自分の分だけ支払いをしながら、武田は店内をちらりとうかがった。視界の隅に、カウンターに突っ伏している芦田の姿が映った。彼はそれに一切構わず、バーの扉を開けて出て行った。
「そうやって、誰かのケガレを引き受ける気ですか、君は」
武田が出て行ったのを見計らって、芦田風太郎はこっそり呟いた。よっこらしょとばかりに上体を起こし、頬杖をつく。
「君は、自分が思ってるほどには悪い男じゃありません。しかし……」
何故か彼はことさらに偽悪的であろうとする。気難しく人を寄せ付けないひねくれ者という仮面をかぶって、常にそれを外さないでいる。いや、彼自身それが仮面だと認識すらしていないのかも知れない。
しかし、芦田は知っている。彼は自分の持つ能力――代々強力な霊能者を生む血筋から与えられた、その場に染みついた“想い”を読む能力を、凶悪な犯罪によって散らされた命のために使うことを選んだ。だからこそ武田春樹という男は、あえて刑事という職業を選んだのだ。
「何か……心当たりでもありましたかね?」
まるで自ら進んで悪意をかぶろうとするかのように。思えば武田にはそういうところがある。何処かに虚無を背負っている。自分に向けられる悪意さえ、彼には“見えて”しまうと言うのに。
だが自分が手を貸すことは出来ないだろう。そもそも彼と自分は──こうして一緒に呑むこともあるが──友人ですらない。向こうもそう思っているだろうし、こちらもそう思っている。ただ自分の方が勝手につきまとっているだけだ。芦田は正確に認識していた。
「さて、置いてかれちゃったし、僕も帰りますか」
芦田は席を立った。ふらり、と店を出る。
途端に。
「声を立てないで」
背中に何かが押しつけられた。恐らくは、拳銃。
「僕、あんまりお金は持っていませんが……」
「物盗りじゃないわ。あんたは何も言わずに来てくれればいいのよ」
後ろから聞こえる女の声は、若くはなかった。
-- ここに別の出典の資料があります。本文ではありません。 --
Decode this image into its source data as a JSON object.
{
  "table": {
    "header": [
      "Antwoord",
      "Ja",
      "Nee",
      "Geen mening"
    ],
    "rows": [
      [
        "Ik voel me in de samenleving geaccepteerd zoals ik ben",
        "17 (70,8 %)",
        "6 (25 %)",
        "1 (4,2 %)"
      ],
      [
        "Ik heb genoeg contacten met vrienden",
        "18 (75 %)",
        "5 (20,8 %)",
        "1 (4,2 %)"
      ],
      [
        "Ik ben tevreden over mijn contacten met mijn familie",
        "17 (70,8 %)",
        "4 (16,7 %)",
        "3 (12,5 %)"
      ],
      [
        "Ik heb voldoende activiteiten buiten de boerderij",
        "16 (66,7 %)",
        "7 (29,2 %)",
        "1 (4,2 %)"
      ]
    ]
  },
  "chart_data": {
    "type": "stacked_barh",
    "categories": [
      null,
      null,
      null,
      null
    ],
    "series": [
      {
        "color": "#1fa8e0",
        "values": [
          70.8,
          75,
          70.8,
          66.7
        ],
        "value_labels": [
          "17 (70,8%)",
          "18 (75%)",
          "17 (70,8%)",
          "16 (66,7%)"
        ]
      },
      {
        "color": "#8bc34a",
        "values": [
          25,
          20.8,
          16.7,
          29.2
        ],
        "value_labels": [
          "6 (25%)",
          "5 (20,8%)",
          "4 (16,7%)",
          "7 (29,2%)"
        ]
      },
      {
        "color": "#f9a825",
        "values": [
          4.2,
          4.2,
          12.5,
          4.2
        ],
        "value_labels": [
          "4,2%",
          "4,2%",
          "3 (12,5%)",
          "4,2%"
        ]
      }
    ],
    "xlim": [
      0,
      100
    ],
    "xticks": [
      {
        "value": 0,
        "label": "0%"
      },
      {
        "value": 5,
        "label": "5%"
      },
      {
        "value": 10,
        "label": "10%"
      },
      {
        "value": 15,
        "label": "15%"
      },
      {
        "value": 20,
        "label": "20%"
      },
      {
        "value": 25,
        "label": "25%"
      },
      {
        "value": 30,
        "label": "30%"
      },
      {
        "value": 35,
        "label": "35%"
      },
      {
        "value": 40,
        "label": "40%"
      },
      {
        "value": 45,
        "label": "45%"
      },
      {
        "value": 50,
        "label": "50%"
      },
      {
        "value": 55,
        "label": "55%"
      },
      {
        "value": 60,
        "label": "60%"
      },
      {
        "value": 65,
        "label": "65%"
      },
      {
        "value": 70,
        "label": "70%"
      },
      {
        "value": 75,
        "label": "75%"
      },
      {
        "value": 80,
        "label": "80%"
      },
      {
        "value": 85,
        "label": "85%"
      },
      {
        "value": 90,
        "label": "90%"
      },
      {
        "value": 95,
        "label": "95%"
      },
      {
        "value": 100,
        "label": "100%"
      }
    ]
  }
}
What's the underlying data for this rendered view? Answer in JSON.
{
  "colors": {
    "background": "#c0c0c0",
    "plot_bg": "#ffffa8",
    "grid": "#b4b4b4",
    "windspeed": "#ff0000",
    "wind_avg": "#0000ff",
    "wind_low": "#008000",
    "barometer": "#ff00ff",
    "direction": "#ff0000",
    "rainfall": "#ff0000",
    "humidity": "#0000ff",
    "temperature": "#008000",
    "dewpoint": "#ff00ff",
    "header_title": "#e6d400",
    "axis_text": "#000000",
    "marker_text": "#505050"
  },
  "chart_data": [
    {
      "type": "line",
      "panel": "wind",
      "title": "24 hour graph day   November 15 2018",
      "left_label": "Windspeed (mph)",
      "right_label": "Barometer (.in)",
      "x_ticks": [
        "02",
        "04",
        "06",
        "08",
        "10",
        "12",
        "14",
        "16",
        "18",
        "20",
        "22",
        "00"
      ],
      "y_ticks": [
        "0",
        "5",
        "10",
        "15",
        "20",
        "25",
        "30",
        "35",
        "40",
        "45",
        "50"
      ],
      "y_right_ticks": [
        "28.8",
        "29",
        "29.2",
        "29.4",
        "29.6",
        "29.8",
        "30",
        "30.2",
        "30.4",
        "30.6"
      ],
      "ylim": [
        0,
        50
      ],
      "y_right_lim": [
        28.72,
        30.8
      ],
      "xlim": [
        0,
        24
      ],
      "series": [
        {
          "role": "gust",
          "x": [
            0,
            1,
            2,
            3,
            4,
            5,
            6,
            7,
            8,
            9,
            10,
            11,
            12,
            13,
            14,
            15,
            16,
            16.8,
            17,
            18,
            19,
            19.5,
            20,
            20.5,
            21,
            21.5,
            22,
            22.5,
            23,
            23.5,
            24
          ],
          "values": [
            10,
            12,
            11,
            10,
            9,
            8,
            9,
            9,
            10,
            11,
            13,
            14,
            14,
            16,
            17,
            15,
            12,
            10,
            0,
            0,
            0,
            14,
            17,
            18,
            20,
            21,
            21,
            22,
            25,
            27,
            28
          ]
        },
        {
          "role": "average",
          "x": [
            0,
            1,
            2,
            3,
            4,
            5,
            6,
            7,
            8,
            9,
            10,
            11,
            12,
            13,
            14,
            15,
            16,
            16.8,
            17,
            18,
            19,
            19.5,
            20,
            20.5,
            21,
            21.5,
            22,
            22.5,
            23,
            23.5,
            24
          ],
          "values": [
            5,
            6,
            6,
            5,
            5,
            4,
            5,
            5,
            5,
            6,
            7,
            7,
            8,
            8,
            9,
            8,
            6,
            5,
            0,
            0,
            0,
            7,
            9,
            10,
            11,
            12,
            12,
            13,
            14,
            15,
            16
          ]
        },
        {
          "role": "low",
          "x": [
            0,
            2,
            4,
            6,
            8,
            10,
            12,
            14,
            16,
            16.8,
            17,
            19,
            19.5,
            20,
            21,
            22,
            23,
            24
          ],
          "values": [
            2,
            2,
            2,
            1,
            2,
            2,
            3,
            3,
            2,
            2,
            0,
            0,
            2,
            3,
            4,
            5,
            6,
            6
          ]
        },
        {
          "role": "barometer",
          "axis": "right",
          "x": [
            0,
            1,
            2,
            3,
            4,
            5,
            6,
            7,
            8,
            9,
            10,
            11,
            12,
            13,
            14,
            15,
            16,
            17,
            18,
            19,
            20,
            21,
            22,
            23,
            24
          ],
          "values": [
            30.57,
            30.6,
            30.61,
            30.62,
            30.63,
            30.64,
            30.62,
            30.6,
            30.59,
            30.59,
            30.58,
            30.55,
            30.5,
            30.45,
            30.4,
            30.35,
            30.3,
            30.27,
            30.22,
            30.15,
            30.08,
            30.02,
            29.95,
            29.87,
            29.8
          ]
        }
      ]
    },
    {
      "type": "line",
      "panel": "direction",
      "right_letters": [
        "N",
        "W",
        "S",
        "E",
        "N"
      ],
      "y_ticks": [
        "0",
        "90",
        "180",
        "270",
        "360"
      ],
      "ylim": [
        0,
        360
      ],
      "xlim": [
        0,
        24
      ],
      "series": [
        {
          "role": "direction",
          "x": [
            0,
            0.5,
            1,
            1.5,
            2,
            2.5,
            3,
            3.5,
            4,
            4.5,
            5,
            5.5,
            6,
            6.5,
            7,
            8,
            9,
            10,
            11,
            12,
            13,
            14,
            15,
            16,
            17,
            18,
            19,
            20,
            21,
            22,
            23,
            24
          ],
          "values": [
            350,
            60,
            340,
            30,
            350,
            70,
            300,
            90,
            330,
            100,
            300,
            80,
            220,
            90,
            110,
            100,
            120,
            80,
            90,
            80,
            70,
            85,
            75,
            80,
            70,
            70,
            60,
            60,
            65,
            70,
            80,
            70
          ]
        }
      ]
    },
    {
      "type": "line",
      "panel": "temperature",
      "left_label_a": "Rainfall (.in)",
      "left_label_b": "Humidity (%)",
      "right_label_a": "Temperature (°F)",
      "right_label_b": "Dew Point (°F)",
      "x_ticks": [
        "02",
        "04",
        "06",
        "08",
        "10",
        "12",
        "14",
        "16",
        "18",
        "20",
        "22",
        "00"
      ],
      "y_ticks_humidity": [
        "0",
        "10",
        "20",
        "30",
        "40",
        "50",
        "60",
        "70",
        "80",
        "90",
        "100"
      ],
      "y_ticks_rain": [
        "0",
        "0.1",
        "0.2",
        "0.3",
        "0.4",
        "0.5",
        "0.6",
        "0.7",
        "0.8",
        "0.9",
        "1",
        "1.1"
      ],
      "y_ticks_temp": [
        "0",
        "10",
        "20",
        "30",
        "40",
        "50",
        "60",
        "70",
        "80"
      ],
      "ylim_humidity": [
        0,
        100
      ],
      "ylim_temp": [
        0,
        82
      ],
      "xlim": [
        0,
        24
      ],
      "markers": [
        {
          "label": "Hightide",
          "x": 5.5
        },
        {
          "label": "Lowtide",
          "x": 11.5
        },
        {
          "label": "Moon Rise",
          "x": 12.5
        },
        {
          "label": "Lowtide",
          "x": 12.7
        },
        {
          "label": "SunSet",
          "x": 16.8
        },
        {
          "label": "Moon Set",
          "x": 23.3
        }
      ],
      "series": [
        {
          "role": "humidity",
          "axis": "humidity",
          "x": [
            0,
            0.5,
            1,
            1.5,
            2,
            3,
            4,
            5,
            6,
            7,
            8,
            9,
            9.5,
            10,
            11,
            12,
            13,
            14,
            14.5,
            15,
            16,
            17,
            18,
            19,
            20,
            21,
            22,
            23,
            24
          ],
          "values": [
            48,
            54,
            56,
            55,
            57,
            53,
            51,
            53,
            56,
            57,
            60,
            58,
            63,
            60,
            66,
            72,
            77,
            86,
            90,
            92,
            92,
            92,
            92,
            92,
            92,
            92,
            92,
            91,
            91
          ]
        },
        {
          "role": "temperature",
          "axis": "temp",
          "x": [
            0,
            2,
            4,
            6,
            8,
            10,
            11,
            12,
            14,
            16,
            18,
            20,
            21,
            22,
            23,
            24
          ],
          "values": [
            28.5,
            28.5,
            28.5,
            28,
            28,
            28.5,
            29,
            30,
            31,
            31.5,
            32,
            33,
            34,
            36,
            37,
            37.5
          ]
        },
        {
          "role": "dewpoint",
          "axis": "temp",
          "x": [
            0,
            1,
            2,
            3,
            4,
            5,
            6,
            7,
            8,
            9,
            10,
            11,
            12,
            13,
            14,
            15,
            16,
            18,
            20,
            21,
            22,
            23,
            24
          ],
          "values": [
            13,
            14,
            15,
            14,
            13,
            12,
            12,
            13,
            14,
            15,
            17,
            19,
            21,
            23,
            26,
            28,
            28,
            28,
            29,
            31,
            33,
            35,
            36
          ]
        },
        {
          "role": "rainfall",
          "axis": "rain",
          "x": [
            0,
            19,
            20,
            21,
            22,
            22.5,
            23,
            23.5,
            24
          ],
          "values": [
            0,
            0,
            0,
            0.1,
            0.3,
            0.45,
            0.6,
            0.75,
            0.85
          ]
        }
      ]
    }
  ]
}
芦田はこっそりと後ろをうかがった。自分の肩越しに、白髪がかなり混ざった頭が見えた。
「──抵抗はしませんよ」
芦田は答えた。銃を持つ相手の手が震えているのを感じたからだった。こういう手合いには、いつ引き金を引かれてもおかしくはない。
「その車に乗りなさい」
言われるままに、目の前に停まっていた軽自動車の後部シートに乗り込む。手を後ろに回されて手錠をかけられる時も、目隠しと猿ぐつわをされた時も、その長身を折りたたむように後部シートに横たえられ、カムフラージュらしい毛布をかぶせられた時も、芦田は一切無抵抗だった。
(さて、僕を誘拐してどうするつもりでしょう?)
芦田と女を乗せ、車は夜の中を走り始めた。